For Bao, a chemical engineer who focuses on developing polymers, the skin is not only a sensory organ, but also an object. One that, in his words, is flexible, and expansive, self-healing, and malleable. Bao works in the emerging field of electronic skin and has made it his mission to reengineer many of the functions of human skin for use in prosthetics and robotics. For people who wear artificial limbs, touch can improve their lives immeasurably—it helps them distinguish between soft and hard and detect sharp or hot objects before they cause damage.
When Bao joined Stanford University in 2004, a few researchers were working on flexible sensors that could wrap around an artificial hand to mimic touch, and Bao’s previous experience with displays could be useful. By 2010, Bao and his colleagues had developed a device that could detect the touch of a butterfly.
“The electronics we have here are very strong, durable, and versatile,” Bao says. “But if we can make them all like a skin, then it could change the way people interact and interact with electronics.” Our skin, which forms a natural barrier against the environment, can also act as a connection between people and materials.
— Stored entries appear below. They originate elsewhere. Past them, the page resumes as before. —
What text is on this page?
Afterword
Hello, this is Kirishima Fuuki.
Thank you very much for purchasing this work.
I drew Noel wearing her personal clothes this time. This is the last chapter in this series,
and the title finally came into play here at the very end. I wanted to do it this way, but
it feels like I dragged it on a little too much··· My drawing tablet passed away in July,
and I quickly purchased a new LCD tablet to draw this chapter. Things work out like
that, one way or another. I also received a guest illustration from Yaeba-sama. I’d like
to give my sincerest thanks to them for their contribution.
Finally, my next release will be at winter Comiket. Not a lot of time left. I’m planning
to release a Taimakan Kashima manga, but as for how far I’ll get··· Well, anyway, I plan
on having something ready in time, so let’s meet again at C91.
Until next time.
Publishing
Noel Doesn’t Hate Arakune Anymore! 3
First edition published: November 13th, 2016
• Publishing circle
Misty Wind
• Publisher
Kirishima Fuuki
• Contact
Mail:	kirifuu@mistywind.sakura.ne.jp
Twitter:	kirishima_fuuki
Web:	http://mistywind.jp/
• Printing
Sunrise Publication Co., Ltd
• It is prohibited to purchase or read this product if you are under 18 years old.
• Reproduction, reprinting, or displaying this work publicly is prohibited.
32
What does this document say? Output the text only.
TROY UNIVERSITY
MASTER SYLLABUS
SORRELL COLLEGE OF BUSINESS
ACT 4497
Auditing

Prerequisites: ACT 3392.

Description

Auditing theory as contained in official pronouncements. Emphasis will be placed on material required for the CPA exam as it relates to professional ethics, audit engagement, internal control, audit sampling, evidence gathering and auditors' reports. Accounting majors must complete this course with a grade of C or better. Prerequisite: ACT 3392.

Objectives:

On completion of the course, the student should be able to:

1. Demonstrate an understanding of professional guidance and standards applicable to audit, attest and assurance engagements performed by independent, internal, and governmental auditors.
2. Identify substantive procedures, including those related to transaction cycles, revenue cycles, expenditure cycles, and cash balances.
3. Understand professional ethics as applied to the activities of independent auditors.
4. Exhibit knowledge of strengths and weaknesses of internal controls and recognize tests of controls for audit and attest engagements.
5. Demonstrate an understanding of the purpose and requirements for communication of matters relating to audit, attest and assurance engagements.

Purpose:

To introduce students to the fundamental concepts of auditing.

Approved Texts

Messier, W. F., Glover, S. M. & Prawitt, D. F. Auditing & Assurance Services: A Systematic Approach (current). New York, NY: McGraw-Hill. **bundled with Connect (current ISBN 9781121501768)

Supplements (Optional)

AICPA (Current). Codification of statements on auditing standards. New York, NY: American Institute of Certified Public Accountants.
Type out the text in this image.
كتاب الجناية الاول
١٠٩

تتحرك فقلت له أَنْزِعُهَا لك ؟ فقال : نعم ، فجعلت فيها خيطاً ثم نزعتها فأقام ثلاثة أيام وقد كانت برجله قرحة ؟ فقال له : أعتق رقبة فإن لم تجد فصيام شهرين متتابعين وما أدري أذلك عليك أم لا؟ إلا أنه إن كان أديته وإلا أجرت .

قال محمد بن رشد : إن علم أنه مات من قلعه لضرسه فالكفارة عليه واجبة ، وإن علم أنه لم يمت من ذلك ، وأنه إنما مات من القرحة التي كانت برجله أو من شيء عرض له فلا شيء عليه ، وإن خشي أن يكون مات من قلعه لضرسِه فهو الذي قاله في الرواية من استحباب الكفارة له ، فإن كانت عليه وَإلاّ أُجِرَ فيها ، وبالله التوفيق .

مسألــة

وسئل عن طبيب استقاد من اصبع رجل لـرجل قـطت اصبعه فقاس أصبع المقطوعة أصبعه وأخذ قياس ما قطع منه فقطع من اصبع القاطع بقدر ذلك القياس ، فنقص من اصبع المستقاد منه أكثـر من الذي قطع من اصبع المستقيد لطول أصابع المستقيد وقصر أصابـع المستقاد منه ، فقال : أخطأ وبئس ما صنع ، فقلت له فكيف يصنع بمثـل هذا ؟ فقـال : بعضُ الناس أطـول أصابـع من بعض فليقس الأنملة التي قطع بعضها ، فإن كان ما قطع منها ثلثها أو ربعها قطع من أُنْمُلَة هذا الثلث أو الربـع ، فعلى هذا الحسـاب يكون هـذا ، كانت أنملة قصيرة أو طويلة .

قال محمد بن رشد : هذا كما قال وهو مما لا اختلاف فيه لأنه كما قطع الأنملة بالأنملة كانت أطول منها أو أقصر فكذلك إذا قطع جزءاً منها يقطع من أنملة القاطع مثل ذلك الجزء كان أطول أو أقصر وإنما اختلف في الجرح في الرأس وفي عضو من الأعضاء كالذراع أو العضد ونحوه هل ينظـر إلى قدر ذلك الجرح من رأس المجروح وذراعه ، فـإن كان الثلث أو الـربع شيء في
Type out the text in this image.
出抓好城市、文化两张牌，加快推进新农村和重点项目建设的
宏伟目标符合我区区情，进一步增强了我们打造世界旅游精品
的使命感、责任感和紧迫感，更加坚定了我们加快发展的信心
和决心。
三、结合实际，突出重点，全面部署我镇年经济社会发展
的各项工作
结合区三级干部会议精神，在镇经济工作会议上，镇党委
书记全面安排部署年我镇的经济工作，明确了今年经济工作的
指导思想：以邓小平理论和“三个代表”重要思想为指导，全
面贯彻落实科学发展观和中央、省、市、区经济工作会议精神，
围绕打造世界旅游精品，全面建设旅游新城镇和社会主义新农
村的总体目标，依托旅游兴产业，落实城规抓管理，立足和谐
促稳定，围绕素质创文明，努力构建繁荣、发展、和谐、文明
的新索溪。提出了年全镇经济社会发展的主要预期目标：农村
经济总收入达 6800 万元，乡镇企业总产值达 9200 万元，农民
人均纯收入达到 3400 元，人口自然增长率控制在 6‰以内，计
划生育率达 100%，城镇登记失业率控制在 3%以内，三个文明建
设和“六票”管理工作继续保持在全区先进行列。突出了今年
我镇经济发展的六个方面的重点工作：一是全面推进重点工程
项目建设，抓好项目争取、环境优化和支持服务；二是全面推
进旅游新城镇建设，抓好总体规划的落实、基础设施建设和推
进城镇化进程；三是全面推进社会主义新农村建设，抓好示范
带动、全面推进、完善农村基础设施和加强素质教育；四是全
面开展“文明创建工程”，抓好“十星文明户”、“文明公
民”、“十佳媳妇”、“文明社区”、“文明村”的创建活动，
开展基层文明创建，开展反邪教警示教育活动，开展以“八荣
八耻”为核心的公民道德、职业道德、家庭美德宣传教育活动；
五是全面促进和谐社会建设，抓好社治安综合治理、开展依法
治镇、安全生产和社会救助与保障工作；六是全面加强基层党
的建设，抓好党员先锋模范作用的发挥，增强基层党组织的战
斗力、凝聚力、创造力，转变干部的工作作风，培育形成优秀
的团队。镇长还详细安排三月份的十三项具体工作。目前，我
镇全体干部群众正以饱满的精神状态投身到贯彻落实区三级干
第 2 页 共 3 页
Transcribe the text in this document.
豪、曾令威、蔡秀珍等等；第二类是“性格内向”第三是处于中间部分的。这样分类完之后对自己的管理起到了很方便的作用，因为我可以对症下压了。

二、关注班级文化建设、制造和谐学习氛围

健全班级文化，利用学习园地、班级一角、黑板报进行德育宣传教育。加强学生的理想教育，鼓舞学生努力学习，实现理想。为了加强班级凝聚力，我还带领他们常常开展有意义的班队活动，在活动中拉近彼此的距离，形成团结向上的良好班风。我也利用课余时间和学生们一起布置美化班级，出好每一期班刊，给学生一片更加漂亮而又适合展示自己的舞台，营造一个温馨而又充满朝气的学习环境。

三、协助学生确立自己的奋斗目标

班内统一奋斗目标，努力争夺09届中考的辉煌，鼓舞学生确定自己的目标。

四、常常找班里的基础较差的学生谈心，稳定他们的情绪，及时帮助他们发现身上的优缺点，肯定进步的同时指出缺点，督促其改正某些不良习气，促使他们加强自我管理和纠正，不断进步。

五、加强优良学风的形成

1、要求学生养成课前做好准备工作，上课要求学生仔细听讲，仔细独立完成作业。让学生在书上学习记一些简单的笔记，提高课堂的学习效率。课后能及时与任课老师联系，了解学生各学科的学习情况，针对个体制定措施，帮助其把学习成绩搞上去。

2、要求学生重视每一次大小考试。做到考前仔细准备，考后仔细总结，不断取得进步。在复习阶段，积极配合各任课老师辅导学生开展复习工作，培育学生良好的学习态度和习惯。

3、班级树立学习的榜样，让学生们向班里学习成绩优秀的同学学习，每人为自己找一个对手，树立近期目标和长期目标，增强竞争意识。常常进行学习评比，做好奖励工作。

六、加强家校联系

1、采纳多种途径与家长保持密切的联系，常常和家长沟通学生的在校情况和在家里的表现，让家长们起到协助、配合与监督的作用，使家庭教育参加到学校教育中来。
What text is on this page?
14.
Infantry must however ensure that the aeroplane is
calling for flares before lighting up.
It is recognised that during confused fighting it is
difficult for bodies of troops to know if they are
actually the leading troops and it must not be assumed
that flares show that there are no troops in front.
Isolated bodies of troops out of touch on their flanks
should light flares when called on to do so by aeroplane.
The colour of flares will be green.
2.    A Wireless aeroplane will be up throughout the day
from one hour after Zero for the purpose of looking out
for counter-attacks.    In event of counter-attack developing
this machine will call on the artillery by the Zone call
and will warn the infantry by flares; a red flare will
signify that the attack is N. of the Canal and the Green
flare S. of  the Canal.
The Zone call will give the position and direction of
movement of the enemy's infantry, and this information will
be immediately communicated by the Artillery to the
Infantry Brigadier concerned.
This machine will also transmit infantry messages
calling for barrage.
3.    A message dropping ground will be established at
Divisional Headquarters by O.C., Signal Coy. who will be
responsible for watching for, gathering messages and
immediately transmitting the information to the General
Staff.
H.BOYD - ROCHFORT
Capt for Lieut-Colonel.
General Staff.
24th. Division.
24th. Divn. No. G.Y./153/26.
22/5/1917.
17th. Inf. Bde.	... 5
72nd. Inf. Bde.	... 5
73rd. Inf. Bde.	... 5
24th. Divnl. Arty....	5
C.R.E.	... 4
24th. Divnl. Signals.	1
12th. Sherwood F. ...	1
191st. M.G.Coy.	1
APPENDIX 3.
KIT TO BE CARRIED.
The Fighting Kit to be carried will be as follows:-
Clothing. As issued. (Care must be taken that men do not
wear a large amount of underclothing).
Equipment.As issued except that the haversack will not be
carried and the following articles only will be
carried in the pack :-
In addition to robotics and prostheses, Bao sees potential applications for electronic skin, or e-skin, in the field of clothing. Imagine a device that is worn on the body like a second skin and uses sensors to accurately measure blood pressure, temperature, or glucose and oxygen levels in real time. “There’s a lot of interest in wearables that go beyond just measuring how many steps we walk each day or heart rate,” says Bao.
One product from Bao’s research lab at Stanford could be developed and clinically tested in the next few years. Silicon Valley startup PyrAmes, which Bao founded, is developing a soft band that wraps around the arm or foot and can be used to monitor the blood pressure of premature babies in intensive care units. They are designed to record blood pressure continuously in the same way that a vein line does, without the need for needles that carry the risk of infection, tissue, and nerve damage. The band is connected wirelessly to a tablet to monitor blood pressure changes in real time.
For such things, electronics must be flexible and flexible from the start. Bao’s team of researchers has taken the approach of developing natural polymers with this in mind. A polymer is a large molecule made up of many repeating monomers linked together as long paper chains. By changing the shape of these monomers, researchers can make the material expand and make it compatible with or even inside the human body.